Obama, icône africaine

flejeal

Journaliste à JA depuis 2006, Frédéric Lejeal couvre l’actualité économique du continent. Sa zone de prédilection : l’Afrique de l’Ouest, et notamment le Burkina. Il a déjà publié 2 ouvrages sur ce pays : "Le Burkina" (Karthala, 2005) et "La politique étrangère du Burkina Faso sous Thomas Sankara" (Ellipses, 2002).

Ainsi, l’homme Africain n’entre pas assez dans l’histoire. Et pourtant, le « Nassara » que je suis est toujours aussi subjugué par la manière dont le continent s’approprie l’actualité internationale et la réinvente. On le croit marginalisé et hermétique aux grands enjeux du moment. On évoque sa contribution au commerce mondial pour en conclure à son poids insignifiant dans tous les autres domaines...politique, philosophique, culturel. Or, l’Afrique n’a jamais semblé si réceptive aux vibrations contemporaines.

Obama en est l’exemple.
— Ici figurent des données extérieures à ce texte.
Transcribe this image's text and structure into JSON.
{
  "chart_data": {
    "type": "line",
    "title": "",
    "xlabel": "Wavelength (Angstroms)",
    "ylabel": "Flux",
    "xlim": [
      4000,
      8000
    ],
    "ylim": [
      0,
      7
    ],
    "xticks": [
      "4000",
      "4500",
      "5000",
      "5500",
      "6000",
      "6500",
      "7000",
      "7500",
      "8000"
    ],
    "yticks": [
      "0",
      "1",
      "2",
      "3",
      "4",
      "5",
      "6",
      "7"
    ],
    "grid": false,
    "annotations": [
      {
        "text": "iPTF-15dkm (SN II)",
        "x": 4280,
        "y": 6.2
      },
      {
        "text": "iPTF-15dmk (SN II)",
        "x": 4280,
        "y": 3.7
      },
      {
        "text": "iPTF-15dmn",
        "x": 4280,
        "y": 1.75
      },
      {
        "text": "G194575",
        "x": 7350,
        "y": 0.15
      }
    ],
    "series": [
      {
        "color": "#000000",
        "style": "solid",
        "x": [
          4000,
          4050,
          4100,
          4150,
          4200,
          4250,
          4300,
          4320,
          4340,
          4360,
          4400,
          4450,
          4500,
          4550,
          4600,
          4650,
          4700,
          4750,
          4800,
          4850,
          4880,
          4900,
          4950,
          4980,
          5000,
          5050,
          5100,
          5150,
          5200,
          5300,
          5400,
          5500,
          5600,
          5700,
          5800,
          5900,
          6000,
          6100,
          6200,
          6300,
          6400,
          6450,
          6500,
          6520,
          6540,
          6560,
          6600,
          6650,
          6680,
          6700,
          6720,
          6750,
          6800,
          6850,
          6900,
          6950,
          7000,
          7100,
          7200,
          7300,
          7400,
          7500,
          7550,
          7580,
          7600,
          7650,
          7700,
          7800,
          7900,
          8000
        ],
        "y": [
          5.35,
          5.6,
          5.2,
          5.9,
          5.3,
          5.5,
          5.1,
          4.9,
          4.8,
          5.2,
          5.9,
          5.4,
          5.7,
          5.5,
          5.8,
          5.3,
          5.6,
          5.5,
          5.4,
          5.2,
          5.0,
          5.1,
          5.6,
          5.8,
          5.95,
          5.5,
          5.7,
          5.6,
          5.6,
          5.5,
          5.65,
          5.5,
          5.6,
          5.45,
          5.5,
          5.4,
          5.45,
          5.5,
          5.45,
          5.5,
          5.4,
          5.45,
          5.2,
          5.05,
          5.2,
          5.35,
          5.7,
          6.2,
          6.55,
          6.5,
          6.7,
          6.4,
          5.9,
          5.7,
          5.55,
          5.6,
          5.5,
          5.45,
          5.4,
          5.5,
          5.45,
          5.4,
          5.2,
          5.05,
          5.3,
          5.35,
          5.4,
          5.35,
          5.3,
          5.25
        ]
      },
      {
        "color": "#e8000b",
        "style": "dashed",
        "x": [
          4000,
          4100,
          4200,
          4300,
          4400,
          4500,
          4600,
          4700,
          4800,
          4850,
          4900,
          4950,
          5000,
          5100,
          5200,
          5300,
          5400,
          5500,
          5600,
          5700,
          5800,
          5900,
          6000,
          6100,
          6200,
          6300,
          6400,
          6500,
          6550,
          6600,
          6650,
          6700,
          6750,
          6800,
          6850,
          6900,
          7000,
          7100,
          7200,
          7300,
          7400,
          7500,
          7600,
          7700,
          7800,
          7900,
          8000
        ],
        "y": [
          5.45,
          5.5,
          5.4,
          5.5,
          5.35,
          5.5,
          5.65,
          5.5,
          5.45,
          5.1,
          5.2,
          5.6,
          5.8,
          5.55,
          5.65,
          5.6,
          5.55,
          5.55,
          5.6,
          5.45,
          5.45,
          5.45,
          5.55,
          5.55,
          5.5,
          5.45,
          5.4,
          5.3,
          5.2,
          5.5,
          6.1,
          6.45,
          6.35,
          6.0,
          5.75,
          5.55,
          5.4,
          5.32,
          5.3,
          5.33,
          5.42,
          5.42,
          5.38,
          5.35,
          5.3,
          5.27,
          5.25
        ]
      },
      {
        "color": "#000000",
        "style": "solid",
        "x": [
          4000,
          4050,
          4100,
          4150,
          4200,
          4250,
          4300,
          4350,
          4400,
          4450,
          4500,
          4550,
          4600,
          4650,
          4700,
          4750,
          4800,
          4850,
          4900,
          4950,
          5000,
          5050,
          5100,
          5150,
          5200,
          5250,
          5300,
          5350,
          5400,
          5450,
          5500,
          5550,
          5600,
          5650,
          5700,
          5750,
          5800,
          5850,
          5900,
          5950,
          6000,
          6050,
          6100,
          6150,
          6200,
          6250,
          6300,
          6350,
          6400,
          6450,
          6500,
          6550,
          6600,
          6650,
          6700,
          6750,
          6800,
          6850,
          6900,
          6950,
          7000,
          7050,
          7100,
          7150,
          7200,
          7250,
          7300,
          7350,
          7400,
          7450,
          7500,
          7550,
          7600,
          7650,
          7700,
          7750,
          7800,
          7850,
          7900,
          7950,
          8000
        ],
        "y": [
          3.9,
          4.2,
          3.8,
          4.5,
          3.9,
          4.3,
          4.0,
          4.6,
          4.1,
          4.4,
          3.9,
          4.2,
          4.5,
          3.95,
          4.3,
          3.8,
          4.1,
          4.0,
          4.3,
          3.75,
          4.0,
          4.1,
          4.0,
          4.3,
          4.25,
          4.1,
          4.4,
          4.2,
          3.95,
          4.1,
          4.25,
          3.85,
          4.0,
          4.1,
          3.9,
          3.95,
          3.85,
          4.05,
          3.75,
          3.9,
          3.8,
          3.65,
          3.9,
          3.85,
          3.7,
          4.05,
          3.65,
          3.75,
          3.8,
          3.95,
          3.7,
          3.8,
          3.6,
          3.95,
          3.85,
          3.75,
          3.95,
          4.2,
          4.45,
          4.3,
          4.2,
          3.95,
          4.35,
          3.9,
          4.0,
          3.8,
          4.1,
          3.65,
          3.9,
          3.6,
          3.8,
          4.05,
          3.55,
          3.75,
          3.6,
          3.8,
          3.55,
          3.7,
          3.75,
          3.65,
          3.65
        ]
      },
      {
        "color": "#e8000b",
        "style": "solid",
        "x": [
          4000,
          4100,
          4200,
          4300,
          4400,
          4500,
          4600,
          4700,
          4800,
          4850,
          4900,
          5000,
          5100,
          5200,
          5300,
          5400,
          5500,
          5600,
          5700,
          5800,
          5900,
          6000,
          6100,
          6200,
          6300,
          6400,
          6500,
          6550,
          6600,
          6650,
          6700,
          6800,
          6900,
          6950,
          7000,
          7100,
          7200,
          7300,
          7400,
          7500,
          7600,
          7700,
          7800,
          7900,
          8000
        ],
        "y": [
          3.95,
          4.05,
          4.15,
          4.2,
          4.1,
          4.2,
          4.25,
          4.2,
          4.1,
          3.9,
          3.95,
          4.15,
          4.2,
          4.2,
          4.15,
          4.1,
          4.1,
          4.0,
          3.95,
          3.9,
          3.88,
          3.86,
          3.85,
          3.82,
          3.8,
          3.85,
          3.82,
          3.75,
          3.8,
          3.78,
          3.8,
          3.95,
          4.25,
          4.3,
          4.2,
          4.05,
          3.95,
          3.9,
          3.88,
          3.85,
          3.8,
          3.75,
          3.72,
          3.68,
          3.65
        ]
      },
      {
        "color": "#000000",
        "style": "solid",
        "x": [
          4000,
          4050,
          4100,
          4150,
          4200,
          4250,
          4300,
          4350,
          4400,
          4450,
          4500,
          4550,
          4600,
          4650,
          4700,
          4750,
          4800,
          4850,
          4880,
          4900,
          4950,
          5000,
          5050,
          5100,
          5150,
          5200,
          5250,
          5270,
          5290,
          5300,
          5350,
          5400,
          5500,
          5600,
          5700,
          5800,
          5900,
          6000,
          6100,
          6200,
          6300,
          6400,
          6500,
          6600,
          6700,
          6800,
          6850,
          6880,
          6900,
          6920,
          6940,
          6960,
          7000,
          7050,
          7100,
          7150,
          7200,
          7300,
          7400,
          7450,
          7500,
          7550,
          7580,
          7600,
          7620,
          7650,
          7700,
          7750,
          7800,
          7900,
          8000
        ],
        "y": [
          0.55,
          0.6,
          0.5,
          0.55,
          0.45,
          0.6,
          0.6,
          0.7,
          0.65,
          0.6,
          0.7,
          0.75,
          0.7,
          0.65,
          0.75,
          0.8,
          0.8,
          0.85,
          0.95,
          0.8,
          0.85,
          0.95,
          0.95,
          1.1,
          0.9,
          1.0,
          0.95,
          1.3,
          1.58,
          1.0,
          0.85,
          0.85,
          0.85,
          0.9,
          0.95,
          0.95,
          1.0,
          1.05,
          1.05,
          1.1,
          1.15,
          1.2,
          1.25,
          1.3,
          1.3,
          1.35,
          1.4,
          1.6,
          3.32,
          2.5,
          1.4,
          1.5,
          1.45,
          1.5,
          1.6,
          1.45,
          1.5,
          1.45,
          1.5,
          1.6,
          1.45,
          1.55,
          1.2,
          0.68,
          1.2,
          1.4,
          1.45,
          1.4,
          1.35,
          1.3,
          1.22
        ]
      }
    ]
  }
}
Il suffit de se promener dans Ouagadougou pour se rendre compte de l’ampleur du phénomène. Partout des « maquis » et des restaurants baptisés du nom du nouveau président américain. Des « Yes, We Can » inscrits maladroitement sur les murs ou plus subtilement graffés. Des jeunes arborent des tee-shirts à son effigie, ceux-là même qui, il y a encore cinq ans, préféraient fièrement coller le visage d’Oussama Ben Laden sur leur chemise.

L’homme africain ne rentre pas assez dans l’histoire ? On l’imagine entre sa houe, ses bœufs et sa charrue à bras, hermétique au bruissement de cette planète de plus en plus complexe. Enraciné dans ses traditions, il serait incapable de se projeter dans l’avenir, ni même de s’en inventer un. L’imagerie coloniale reprise jusque dans certains cercles présidentiels a encore de beaux jours devant elle, malheureusement.

Mais pendant que les uns pérorent sur son influence dans et sur le monde, ce continent avance. C’est là l’essentiel. L’Africain ne rentre pas assez dans l’histoire ? Une chose est sûre. Nicolas Sarkozy, lui, n’est pas entré dans l’histoire africaine. Pas encore.